Certainly it's still far from being able to deceive a human into thinking synthesized speech of any speaker saying anything is real, but it has definitely and clearly capture a certain quality to each of those voices. Really cool project and I'm sure it portends even more awesome work in the area.
For one thing, to get a very good quality, lot of resources are needed. Studio quality recordings lasting many hours, voice directors and voice experts who can sift through wav files and ensure phoneme boundaries are aligned etc. And even with this, the quality may not be predictable - but they have gotten reasonably good. It is a hard task to do it at scale (The HMM HTS synthesis used in my app is scalable - but quality is not that great and is robotic).
That means that you can't simply reverse engineer voice from, say, a sample text read by an voice actor? I mean, down to the tiny bits of audio waveform? I mean, how hard could it be? :)
If you can have a speaker read through a specific list of items, a useful singing model can be constructed. That's how Vocaloid works.
What hasn't been done well yet is extracting a model from existing uncontrolled voice samples. That's what this is trying to do. Once this works well, software clones of dead singers will be popular. The RIAA is going to hate this.
That's exactly how unit selection systems like Festival work. The trouble starts when you hit a previously unencountered phoneme sequence and you have to interpolate. Sometimes good, sometimes bad.
Edit: Text to pronunciation is a whole other problem.
Aiming for lyrics is a much higher target than everyday text though, due to grammatical hints and the extra pitch and phrasing demands of lyrics. Your results might hit people harder on non-lyrical textual bodies.
Keep up the good work, I'd like to make something like this for musical instrument someday :)
Reminds me of this -- before Roger Ebert died, he tried to have his voice reconstructed by some company using audio from his TV show, etc., but alas, it was too difficult at the time, so he ended up using one of the Apple TTS voices instead.
After some searching, this is the best support I could find:
--snip
In early 2010, Ebert and Chaz announced on the “Oprah Winfrey Show” that they’d enlisted a Scottish company called CereProc to create a computerized voice that more closely resembled Ebert’s own by using snippets of his TV work, DVD commentaries and the like, but that never fully materialized. Alex stayed with him until the end.
--snip
Alex being the Apple TTS voice I mentioned earlier.

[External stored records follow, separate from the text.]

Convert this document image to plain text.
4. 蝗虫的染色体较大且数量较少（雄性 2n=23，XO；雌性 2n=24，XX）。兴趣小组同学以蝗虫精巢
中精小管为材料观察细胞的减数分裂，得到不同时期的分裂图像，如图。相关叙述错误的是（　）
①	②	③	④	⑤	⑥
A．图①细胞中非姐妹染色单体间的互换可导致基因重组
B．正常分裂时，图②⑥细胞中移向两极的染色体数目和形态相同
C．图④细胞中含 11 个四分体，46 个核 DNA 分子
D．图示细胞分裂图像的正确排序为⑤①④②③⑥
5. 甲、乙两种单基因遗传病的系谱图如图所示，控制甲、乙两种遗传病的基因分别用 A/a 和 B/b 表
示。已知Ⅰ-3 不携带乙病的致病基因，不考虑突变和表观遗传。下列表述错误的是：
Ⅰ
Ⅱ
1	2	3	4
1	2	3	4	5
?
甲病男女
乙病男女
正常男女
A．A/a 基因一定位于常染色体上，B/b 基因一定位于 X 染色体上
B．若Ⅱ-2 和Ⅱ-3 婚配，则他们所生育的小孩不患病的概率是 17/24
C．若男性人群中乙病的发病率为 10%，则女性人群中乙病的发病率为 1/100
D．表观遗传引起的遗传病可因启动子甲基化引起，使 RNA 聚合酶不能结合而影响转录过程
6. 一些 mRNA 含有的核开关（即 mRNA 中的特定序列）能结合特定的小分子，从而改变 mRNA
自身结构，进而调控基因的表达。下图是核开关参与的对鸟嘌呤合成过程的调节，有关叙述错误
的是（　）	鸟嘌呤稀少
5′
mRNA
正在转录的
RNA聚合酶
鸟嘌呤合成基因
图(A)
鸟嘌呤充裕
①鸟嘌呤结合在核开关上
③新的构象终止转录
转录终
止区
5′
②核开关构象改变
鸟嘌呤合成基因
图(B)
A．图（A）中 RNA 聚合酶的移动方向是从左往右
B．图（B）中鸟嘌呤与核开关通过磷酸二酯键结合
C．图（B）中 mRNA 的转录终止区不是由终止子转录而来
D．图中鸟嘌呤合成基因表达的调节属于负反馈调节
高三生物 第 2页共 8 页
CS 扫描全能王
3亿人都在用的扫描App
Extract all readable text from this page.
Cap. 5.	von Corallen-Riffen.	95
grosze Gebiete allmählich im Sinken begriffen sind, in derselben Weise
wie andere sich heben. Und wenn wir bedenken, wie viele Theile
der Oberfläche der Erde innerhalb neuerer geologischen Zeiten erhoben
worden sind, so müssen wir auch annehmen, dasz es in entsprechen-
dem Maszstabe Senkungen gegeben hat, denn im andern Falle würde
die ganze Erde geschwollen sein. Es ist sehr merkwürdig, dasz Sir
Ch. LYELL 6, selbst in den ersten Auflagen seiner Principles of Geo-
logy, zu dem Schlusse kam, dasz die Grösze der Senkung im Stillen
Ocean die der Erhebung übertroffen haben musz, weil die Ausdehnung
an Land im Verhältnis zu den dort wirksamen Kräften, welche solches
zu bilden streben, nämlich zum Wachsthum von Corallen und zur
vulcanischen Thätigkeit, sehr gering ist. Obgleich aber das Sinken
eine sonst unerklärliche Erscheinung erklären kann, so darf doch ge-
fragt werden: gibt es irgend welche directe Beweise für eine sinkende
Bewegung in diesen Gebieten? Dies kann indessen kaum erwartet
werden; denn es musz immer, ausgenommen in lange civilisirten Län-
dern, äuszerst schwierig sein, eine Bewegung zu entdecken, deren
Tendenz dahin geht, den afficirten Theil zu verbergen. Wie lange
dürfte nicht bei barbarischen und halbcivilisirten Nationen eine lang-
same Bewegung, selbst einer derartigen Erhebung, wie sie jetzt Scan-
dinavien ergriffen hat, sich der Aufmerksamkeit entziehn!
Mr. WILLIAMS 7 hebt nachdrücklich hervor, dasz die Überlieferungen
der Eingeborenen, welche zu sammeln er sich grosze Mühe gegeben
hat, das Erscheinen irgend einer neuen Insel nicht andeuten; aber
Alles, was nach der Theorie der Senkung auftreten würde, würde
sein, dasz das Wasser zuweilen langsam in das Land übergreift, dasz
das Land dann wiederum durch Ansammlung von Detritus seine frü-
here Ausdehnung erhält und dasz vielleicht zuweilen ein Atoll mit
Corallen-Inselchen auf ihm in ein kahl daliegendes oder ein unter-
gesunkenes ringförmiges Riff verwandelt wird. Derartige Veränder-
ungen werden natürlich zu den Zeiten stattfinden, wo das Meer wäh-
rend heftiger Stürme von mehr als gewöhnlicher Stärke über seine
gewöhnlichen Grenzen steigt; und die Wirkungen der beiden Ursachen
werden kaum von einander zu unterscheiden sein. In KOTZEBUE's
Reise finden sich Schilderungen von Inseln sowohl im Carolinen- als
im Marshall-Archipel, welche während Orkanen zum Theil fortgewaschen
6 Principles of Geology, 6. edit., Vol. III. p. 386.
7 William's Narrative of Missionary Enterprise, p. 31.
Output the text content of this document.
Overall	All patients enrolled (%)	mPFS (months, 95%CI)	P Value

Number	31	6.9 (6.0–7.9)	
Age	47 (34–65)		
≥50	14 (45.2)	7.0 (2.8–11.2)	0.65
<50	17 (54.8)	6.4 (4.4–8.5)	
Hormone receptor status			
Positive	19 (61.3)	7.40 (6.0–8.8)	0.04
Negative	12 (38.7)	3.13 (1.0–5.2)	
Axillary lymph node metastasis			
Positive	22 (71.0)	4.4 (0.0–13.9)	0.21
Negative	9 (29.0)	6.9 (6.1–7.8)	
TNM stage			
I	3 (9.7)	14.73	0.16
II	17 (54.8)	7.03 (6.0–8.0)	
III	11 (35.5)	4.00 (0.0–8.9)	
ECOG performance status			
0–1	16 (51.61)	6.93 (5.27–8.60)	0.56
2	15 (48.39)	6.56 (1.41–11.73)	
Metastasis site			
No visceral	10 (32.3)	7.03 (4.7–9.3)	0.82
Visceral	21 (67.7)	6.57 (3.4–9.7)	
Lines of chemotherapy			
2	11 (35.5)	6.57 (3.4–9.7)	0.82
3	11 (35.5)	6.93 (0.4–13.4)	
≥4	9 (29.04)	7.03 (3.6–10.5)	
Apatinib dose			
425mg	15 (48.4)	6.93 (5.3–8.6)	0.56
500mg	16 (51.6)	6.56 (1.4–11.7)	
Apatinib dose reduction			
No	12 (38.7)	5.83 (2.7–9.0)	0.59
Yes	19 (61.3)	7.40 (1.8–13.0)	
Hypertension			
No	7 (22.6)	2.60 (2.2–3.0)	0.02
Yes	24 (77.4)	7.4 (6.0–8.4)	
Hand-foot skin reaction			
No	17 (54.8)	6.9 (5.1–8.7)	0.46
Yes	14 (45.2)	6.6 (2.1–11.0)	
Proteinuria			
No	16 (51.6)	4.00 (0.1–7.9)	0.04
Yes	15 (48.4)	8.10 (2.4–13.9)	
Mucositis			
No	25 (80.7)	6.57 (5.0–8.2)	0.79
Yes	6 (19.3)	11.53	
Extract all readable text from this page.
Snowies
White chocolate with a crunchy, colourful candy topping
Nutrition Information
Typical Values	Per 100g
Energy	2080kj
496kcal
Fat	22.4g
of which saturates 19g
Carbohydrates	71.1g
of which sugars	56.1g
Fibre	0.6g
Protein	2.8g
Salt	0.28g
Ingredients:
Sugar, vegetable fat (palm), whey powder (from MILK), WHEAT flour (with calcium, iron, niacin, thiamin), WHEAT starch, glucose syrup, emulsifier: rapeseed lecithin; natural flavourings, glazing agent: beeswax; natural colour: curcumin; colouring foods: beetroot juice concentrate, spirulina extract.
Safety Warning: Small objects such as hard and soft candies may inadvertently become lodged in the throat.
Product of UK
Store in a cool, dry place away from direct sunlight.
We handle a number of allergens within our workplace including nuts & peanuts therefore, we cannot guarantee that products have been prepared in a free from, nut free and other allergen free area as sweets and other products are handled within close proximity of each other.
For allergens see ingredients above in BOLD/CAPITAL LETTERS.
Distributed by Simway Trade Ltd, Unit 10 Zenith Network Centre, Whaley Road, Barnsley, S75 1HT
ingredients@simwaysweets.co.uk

Thanks. Also a related effort in recent times is VocaliD. They are trying to create personalized voices from donor voices. The impact of such projects can be huge for those who need assistance.
How the effect works is actually pretty well known, and if you take a high-quality TTS, feed it high-quality input (i.e. phonemes and intonation commands etc. rather than just English text), apply the effect, then perhaps do some postprocessing (reverb) to make it sound more like the game, it turns out you get pretty close to the real thing.
One of my biggest peeves right now is that voices cost a ton of money, few are readily available otherwise, and a lot of the new stuff is cloud-dependent. (Which is a big turn-off to me.)
Right now, I'd like to see if there are any tweaks that can improve the quality (or even experiment with concatenate synthesis). Most likely, it will stay robotic. So an extension to do would be to research on singing synthesis (vocaloid kind).
What I meant was, are you looking at making it available for others to use in things (open source, perhaps), or looking to make a product out of it? And if the latter, something cloud-based, or something I could run on my own machine?
There have been rumours of government capability to do this for some time. For example, to use false voice messages for Radar instructions to enemy fighters etc. Interesting to see it in the commercial space.
I don't know if your response is a review on my app or the idea in itself. If it's my app, it's an iterative process like many things. I didn't know what I would end up getting, so I made an attempt.